Über eine Fußballschule zu ZSKA
Dieses Ereignis war laut eines Handelsblatt-Beitrags vom März 2012 für Dzagoevs Vater so einschneidend, dass er beschloss, das damals schon große fußballerische Talent seines Sohnes fernab der unsicheren Heimat fördern zu lassen. Mit 16 verließ Alan deshalb seine Eltern und besuchte eine von Chelsea-Besitzer Roman Abramovitsch gesponsorte Fußballschule. Von da an ging es im Eilzugtempo nach oben. Mit 17 wechselte er zum Renommierklub ZSKA Moskau und lief noch vor Vollendung seines 18. Lebensjahres erstmals für die Profimannschaft auf. Am Ende seiner Premierensaison standen 20 Erstligaeinsätze, wobei er 18-mal von Beginn an zum Zuge kam und dabei acht Tore erzielte sowie acht weitere auflegte. Angesichts dieses starken Einstands verwundert es nicht, dass ihn der damalige russische Nationaltrainer Guus Hiddink prompt zur A-Nationalelf einlud. Am 11. Oktober 2008 debütierte Dzagoev im Alter von 18 Jahren und 116 Tagen im WM-Qualifikationsspiel gegen Deutschland in Dortmund. Fast hätte er seinen Einstand kurz vor Schluss mit einem Tor zum Ausgleich gekrönt, der Pfosten stand dem allerdings entgegen.

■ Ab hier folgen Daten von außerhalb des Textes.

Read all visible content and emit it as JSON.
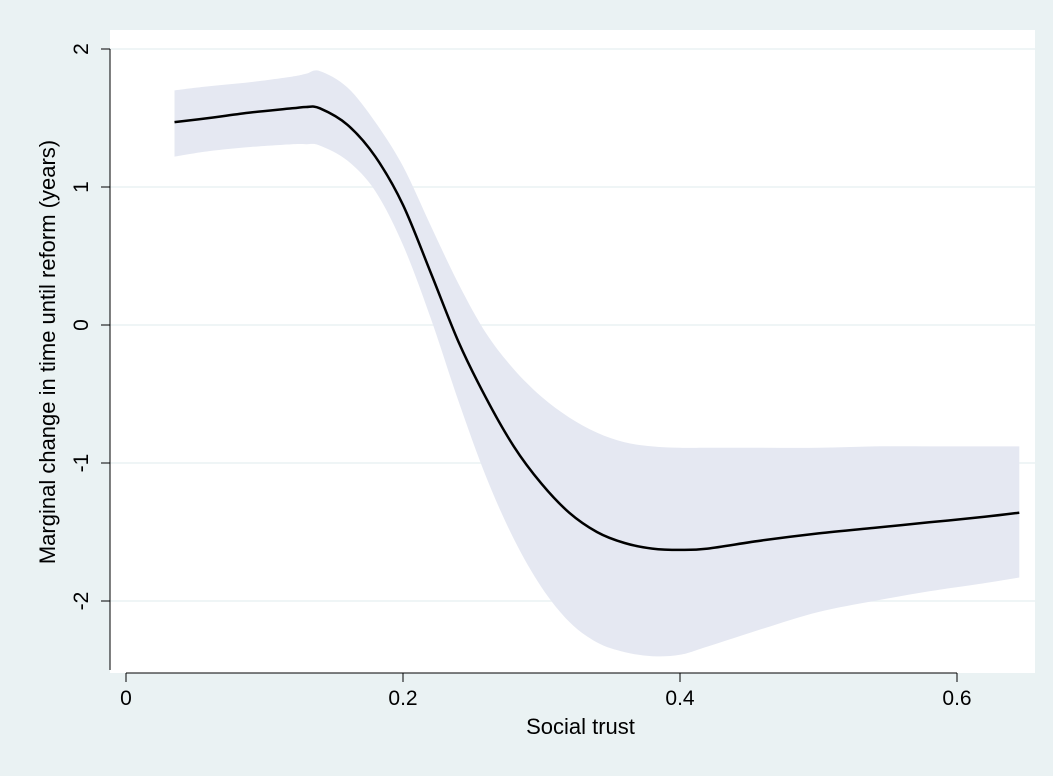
{
  "chart_data": {
    "type": "line",
    "title": "",
    "xlabel": "Social trust",
    "ylabel": "Marginal change in time until reform (years)",
    "xlim": [
      0,
      0.65
    ],
    "ylim": [
      -2.5,
      2.1
    ],
    "grid": true,
    "legend": "none",
    "xticks": [
      0,
      0.2,
      0.4,
      0.6
    ],
    "xtick_labels": [
      "0",
      "0.2",
      "0.4",
      "0.6"
    ],
    "yticks": [
      -2,
      -1,
      0,
      1,
      2
    ],
    "ytick_labels": [
      "-2",
      "-1",
      "0",
      "1",
      "2"
    ],
    "series": [
      {
        "type": "line",
        "x": [
          0.035,
          0.06,
          0.09,
          0.12,
          0.13,
          0.14,
          0.16,
          0.18,
          0.2,
          0.22,
          0.24,
          0.26,
          0.28,
          0.3,
          0.32,
          0.34,
          0.36,
          0.38,
          0.4,
          0.42,
          0.46,
          0.5,
          0.54,
          0.58,
          0.62,
          0.645
        ],
        "y": [
          1.47,
          1.5,
          1.54,
          1.57,
          1.58,
          1.57,
          1.45,
          1.22,
          0.87,
          0.38,
          -0.12,
          -0.53,
          -0.88,
          -1.15,
          -1.36,
          -1.5,
          -1.58,
          -1.62,
          -1.63,
          -1.62,
          -1.56,
          -1.51,
          -1.47,
          -1.43,
          -1.39,
          -1.36
        ]
      },
      {
        "type": "band",
        "x": [
          0.035,
          0.06,
          0.09,
          0.12,
          0.13,
          0.14,
          0.16,
          0.18,
          0.2,
          0.22,
          0.24,
          0.26,
          0.28,
          0.3,
          0.32,
          0.34,
          0.36,
          0.38,
          0.4,
          0.42,
          0.46,
          0.5,
          0.54,
          0.58,
          0.62,
          0.645
        ],
        "lower": [
          1.22,
          1.26,
          1.29,
          1.31,
          1.31,
          1.3,
          1.19,
          0.97,
          0.58,
          0.05,
          -0.55,
          -1.1,
          -1.55,
          -1.9,
          -2.15,
          -2.3,
          -2.37,
          -2.4,
          -2.39,
          -2.33,
          -2.2,
          -2.08,
          -2.0,
          -1.93,
          -1.87,
          -1.83
        ],
        "upper": [
          1.7,
          1.73,
          1.76,
          1.8,
          1.82,
          1.84,
          1.72,
          1.47,
          1.15,
          0.72,
          0.3,
          -0.06,
          -0.32,
          -0.52,
          -0.67,
          -0.78,
          -0.85,
          -0.88,
          -0.89,
          -0.89,
          -0.89,
          -0.89,
          -0.88,
          -0.88,
          -0.88,
          -0.88
        ]
      }
    ],
    "colors": {
      "background": "#eaf2f3",
      "plot_area": "#ffffff",
      "grid": "#eaf2f3",
      "line": "#000000",
      "band": "#e5e8f2"
    }
  }
}
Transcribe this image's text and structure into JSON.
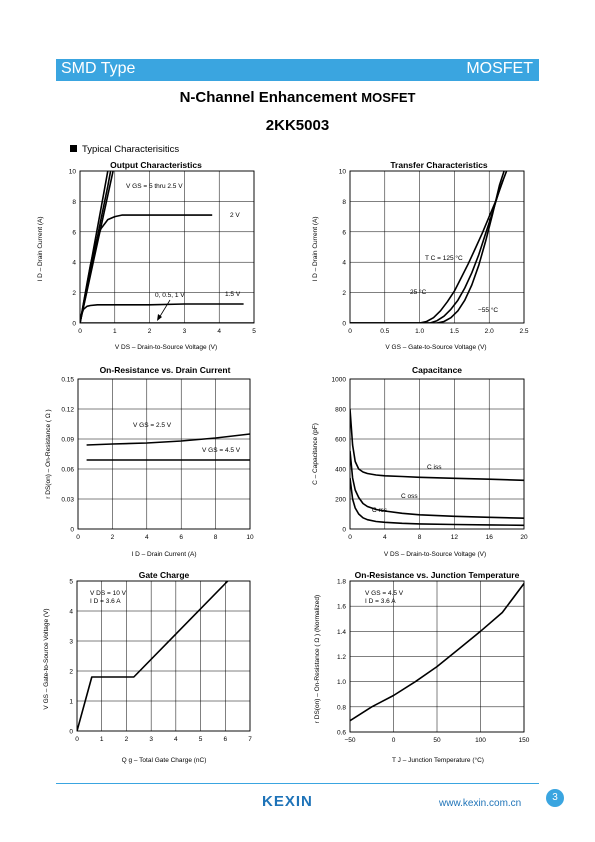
{
  "header": {
    "left": "SMD Type",
    "right": "MOSFET"
  },
  "title": {
    "prefix": "N-Channel Enhancement",
    "suffix": "MOSFET"
  },
  "part_number": "2KK5003",
  "section": "Typical  Characterisitics",
  "footer": {
    "logo": "KEXIN",
    "url": "www.kexin.com.cn",
    "page": "3"
  },
  "chart_data": [
    {
      "id": "output",
      "type": "line",
      "title": "Output Characteristics",
      "xlabel": "V DS  –  Drain-to-Source Voltage (V)",
      "ylabel": "I D  –  Drain Current (A)",
      "xlim": [
        0,
        5
      ],
      "ylim": [
        0,
        10
      ],
      "xticks": [
        "0",
        "1",
        "2",
        "3",
        "4",
        "5"
      ],
      "yticks": [
        "0",
        "2",
        "4",
        "6",
        "8",
        "10"
      ],
      "annotations": [
        "V GS = 5 thru 2.5 V",
        "2 V",
        "0, 0.5, 1 V",
        "1.5 V"
      ],
      "series": [
        {
          "name": "V GS = 5 thru 2.5 V",
          "x": [
            0,
            0.2,
            0.4,
            0.6,
            0.8,
            0.95
          ],
          "y": [
            0,
            2.1,
            4.2,
            6.3,
            8.4,
            10
          ]
        },
        {
          "name": "V GS = 5 thru 2.5 V",
          "x": [
            0,
            0.2,
            0.4,
            0.6,
            0.8,
            0.88
          ],
          "y": [
            0,
            2.2,
            4.5,
            6.8,
            9.0,
            10
          ]
        },
        {
          "name": "V GS = 5 thru 2.5 V",
          "x": [
            0,
            0.2,
            0.4,
            0.6,
            0.8
          ],
          "y": [
            0,
            2.5,
            5,
            7.5,
            10
          ]
        },
        {
          "name": "2 V",
          "x": [
            0,
            0.1,
            0.2,
            0.3,
            0.4,
            0.5,
            0.6,
            0.8,
            1.0,
            1.2,
            1.5,
            2.0,
            3.0,
            3.8
          ],
          "y": [
            0,
            1.3,
            2.6,
            3.8,
            4.8,
            5.6,
            6.2,
            6.8,
            7.0,
            7.1,
            7.1,
            7.1,
            7.1,
            7.1
          ]
        },
        {
          "name": "1.5 V",
          "x": [
            0,
            0.05,
            0.1,
            0.2,
            0.3,
            0.5,
            1.0,
            2.0,
            3.0,
            4.0,
            4.7
          ],
          "y": [
            0,
            0.6,
            0.9,
            1.1,
            1.15,
            1.2,
            1.2,
            1.2,
            1.25,
            1.25,
            1.25
          ]
        },
        {
          "name": "0, 0.5, 1 V",
          "x": [
            0,
            5
          ],
          "y": [
            0,
            0
          ]
        }
      ]
    },
    {
      "id": "transfer",
      "type": "line",
      "title": "Transfer Characteristics",
      "xlabel": "V GS  –  Gate-to-Source Voltage (V)",
      "ylabel": "I D  –  Drain Current (A)",
      "xlim": [
        0,
        2.5
      ],
      "ylim": [
        0,
        10
      ],
      "xticks": [
        "0",
        "0.5",
        "1.0",
        "1.5",
        "2.0",
        "2.5"
      ],
      "yticks": [
        "0",
        "2",
        "4",
        "6",
        "8",
        "10"
      ],
      "annotations": [
        "T C = 125 °C",
        "25 °C",
        "−55 °C"
      ],
      "series": [
        {
          "name": "T C = 125 °C",
          "x": [
            0,
            1.0,
            1.1,
            1.2,
            1.3,
            1.4,
            1.5,
            1.6,
            1.7,
            1.8,
            1.9,
            2.0,
            2.1,
            2.2
          ],
          "y": [
            0,
            0,
            0.1,
            0.35,
            0.8,
            1.4,
            2.1,
            3.0,
            3.9,
            4.9,
            5.9,
            7.0,
            8.1,
            9.4
          ]
        },
        {
          "name": "25 °C",
          "x": [
            0,
            1.15,
            1.25,
            1.35,
            1.45,
            1.55,
            1.65,
            1.75,
            1.85,
            1.95,
            2.05,
            2.15,
            2.25
          ],
          "y": [
            0,
            0,
            0.15,
            0.45,
            0.9,
            1.5,
            2.3,
            3.3,
            4.5,
            5.9,
            7.3,
            8.8,
            10
          ]
        },
        {
          "name": "−55 °C",
          "x": [
            0,
            1.25,
            1.35,
            1.45,
            1.55,
            1.65,
            1.75,
            1.85,
            1.95,
            2.05,
            2.15,
            2.25
          ],
          "y": [
            0,
            0,
            0.1,
            0.35,
            0.8,
            1.5,
            2.5,
            3.8,
            5.4,
            7.2,
            9.1,
            10.5
          ]
        }
      ]
    },
    {
      "id": "onres",
      "type": "line",
      "title": "On-Resistance vs. Drain Current",
      "xlabel": "I D  –  Drain Current (A)",
      "ylabel": "r DS(on)  –  On-Resistance ( Ω )",
      "xlim": [
        0,
        10
      ],
      "ylim": [
        0,
        0.15
      ],
      "xticks": [
        "0",
        "2",
        "4",
        "6",
        "8",
        "10"
      ],
      "yticks": [
        "0",
        "0.03",
        "0.06",
        "0.09",
        "0.12",
        "0.15"
      ],
      "annotations": [
        "V GS = 2.5 V",
        "V GS = 4.5 V"
      ],
      "series": [
        {
          "name": "V GS = 2.5 V",
          "x": [
            0.5,
            2,
            4,
            6,
            8,
            10
          ],
          "y": [
            0.084,
            0.085,
            0.086,
            0.088,
            0.091,
            0.095
          ]
        },
        {
          "name": "V GS = 4.5 V",
          "x": [
            0.5,
            2,
            4,
            6,
            8,
            10
          ],
          "y": [
            0.069,
            0.069,
            0.069,
            0.069,
            0.069,
            0.069
          ]
        }
      ]
    },
    {
      "id": "cap",
      "type": "line",
      "title": "Capacitance",
      "xlabel": "V DS  –  Drain-to-Source Voltage (V)",
      "ylabel": "C  –  Capacitance (pF)",
      "xlim": [
        0,
        20
      ],
      "ylim": [
        0,
        1000
      ],
      "xticks": [
        "0",
        "4",
        "8",
        "12",
        "16",
        "20"
      ],
      "yticks": [
        "0",
        "200",
        "400",
        "600",
        "800",
        "1000"
      ],
      "annotations": [
        "C iss",
        "C oss",
        "C rss"
      ],
      "series": [
        {
          "name": "C iss",
          "x": [
            0,
            0.3,
            0.6,
            1,
            1.5,
            2,
            3,
            4,
            6,
            8,
            12,
            16,
            20
          ],
          "y": [
            800,
            560,
            450,
            400,
            380,
            370,
            360,
            355,
            350,
            345,
            338,
            332,
            325
          ]
        },
        {
          "name": "C oss",
          "x": [
            0,
            0.3,
            0.6,
            1,
            1.5,
            2,
            3,
            4,
            6,
            8,
            12,
            16,
            20
          ],
          "y": [
            520,
            340,
            260,
            210,
            170,
            150,
            130,
            120,
            105,
            95,
            85,
            78,
            72
          ]
        },
        {
          "name": "C rss",
          "x": [
            0,
            0.3,
            0.6,
            1,
            1.5,
            2,
            3,
            4,
            6,
            8,
            12,
            16,
            20
          ],
          "y": [
            340,
            200,
            140,
            100,
            75,
            62,
            50,
            45,
            38,
            34,
            30,
            27,
            25
          ]
        }
      ]
    },
    {
      "id": "gate",
      "type": "line",
      "title": "Gate Charge",
      "xlabel": "Q g  –  Total Gate Charge (nC)",
      "ylabel": "V GS  –  Gate-to-Source Voltage (V)",
      "xlim": [
        0,
        7
      ],
      "ylim": [
        0,
        5
      ],
      "xticks": [
        "0",
        "1",
        "2",
        "3",
        "4",
        "5",
        "6",
        "7"
      ],
      "yticks": [
        "0",
        "1",
        "2",
        "3",
        "4",
        "5"
      ],
      "annotations": [
        "V DS = 10 V",
        "I D = 3.6 A"
      ],
      "series": [
        {
          "name": "",
          "x": [
            0,
            0.6,
            2.3,
            6.1
          ],
          "y": [
            0,
            1.8,
            1.8,
            5
          ]
        }
      ]
    },
    {
      "id": "tempres",
      "type": "line",
      "title": "On-Resistance vs. Junction Temperature",
      "xlabel": "T J  –  Junction Temperature (°C)",
      "ylabel": "r DS(on)  –  On-Resistance ( Ω ) (Normalized)",
      "xlim": [
        -50,
        150
      ],
      "ylim": [
        0.6,
        1.8
      ],
      "xticks": [
        "−50",
        "0",
        "50",
        "100",
        "150"
      ],
      "yticks": [
        "0.6",
        "0.8",
        "1.0",
        "1.2",
        "1.4",
        "1.6",
        "1.8"
      ],
      "annotations": [
        "V GS = 4.5 V",
        "I D = 3.6 A"
      ],
      "series": [
        {
          "name": "",
          "x": [
            -50,
            -25,
            0,
            25,
            50,
            75,
            100,
            125,
            150
          ],
          "y": [
            0.69,
            0.8,
            0.89,
            1.0,
            1.12,
            1.26,
            1.4,
            1.55,
            1.78
          ]
        }
      ]
    }
  ]
}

Klar im Kopf, stark mit den Füßen
Seit seinem kometenhaften Aufstieg gilt Dzagoev in Russland als Wunderkind, das einmal in die Fußstapfen eines Andrey Arshavin treten wird. Auch international wird er als eines der heißesten Eisen auf dem Transfermarkt gehandelt. Dzagoev, der als charakterlich überaus reif und diszipliniert beschrieben wird, bringt fußballerisch alles mit. Gute Übersicht, gute Technik, guter Schuss, genaues Passspiel. Trotz seiner erst 21 Jahre kann er schon auf 16 Champions-League-Einsätze (4 Tore) und 21 Länderspiele (6 Tore) verweisen. Bisher bekannte er sich stets zu seinem Verein, bei einem Angebot aus Chelsea – das er schon als Junge bewunderte – könnte er aber womöglich schwach werden.
Sollte der einzige Kaukasier im Aufgebot der Russen heute Abend gegen Polen wieder so auftrumpfen wie im ersten Spiel, düften sich weitere Topklubs in die Reihe potentieller Abnehmer einreihen. Es wäre dann nur noch eine Frage der Zeit, wann er tatsächlich die Herausforderung annähme in eine westliche Liga zu wechseln. Beslan läge dann jedenfalls noch weiter hinter ihm, als die derzeit 1.700 Kilometer bis Moskau.